"I found it enormously comforting to see the priest as a kind of daft housewife, overdressed for the kitchen, in bulky robes, puttering about the altar, washing up after having served so great a meal to so many people."
My copy of The Quotidian Mysteries: Laundry, Liturgy, and "Women's Work" arrived this morning, and I instantly fell into it. Early in the little book, Norris describes her first Catholic Mass, and the feeling of comfort and welcome she felt seeing the priest "putter about the altar" in the process of washing up. It brought to the Mass a sense of the daily-life and in turn, it can bring to the daily some of the sacredness of the Liturgy.
I am often, like the priest, "overdressed for the kitchen." In fact, I like to be. I like my skirts to be silk and layered, I like my aprons to be bright, and my eyes to be dark and painted. Even out in our hidden land, I love to wash-up in my silk robe, with earrings in and toes bright red.
There are so many chores that we bring with us from day to day, they never end, and no one, in or out of the city can escape them entirely. These daily tasks, our home rituals, can be burdens or, like little liturgies, they can raise us up.

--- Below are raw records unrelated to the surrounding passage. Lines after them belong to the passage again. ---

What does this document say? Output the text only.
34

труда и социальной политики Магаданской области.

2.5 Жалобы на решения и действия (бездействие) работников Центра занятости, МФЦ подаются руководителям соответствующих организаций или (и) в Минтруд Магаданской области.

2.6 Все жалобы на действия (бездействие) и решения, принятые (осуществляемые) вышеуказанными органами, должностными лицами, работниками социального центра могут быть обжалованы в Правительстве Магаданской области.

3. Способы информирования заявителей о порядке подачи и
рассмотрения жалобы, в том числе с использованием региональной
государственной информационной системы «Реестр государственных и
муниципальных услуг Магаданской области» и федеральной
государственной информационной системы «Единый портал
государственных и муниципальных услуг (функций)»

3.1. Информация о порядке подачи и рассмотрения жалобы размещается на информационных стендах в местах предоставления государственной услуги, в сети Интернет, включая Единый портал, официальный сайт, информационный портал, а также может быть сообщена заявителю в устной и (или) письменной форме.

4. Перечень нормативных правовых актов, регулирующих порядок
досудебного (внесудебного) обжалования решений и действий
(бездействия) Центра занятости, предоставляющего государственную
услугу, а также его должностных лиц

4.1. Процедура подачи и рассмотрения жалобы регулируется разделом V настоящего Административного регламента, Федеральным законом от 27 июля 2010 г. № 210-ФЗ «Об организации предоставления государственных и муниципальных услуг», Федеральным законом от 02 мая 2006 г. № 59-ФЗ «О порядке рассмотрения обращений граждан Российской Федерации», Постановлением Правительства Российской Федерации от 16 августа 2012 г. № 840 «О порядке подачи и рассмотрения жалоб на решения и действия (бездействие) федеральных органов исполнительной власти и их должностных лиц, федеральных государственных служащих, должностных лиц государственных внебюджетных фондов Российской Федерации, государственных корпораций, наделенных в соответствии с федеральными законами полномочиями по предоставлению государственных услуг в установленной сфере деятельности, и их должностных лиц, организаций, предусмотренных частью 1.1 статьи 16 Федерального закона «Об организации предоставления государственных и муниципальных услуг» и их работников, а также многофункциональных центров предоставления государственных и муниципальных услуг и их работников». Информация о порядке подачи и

I both love and loathe doing my dishes. The actually doing is lovely. I enjoy making things clean, feeling like a little god, who scubs and makes new the small things - not souls but soup-bowls. I love seeing the dirt washed away. But the preperation, which in our home is more than usual: collecting the water - either from the rain barrel or from the stream, - warming it, and setting up my little "sink" can be daunting, especially if I'd rather do other things, but reading Norris reminds me that the daily tasks are the stuff rituals are made of, and even in Liturgy, these rituals can't be ignored.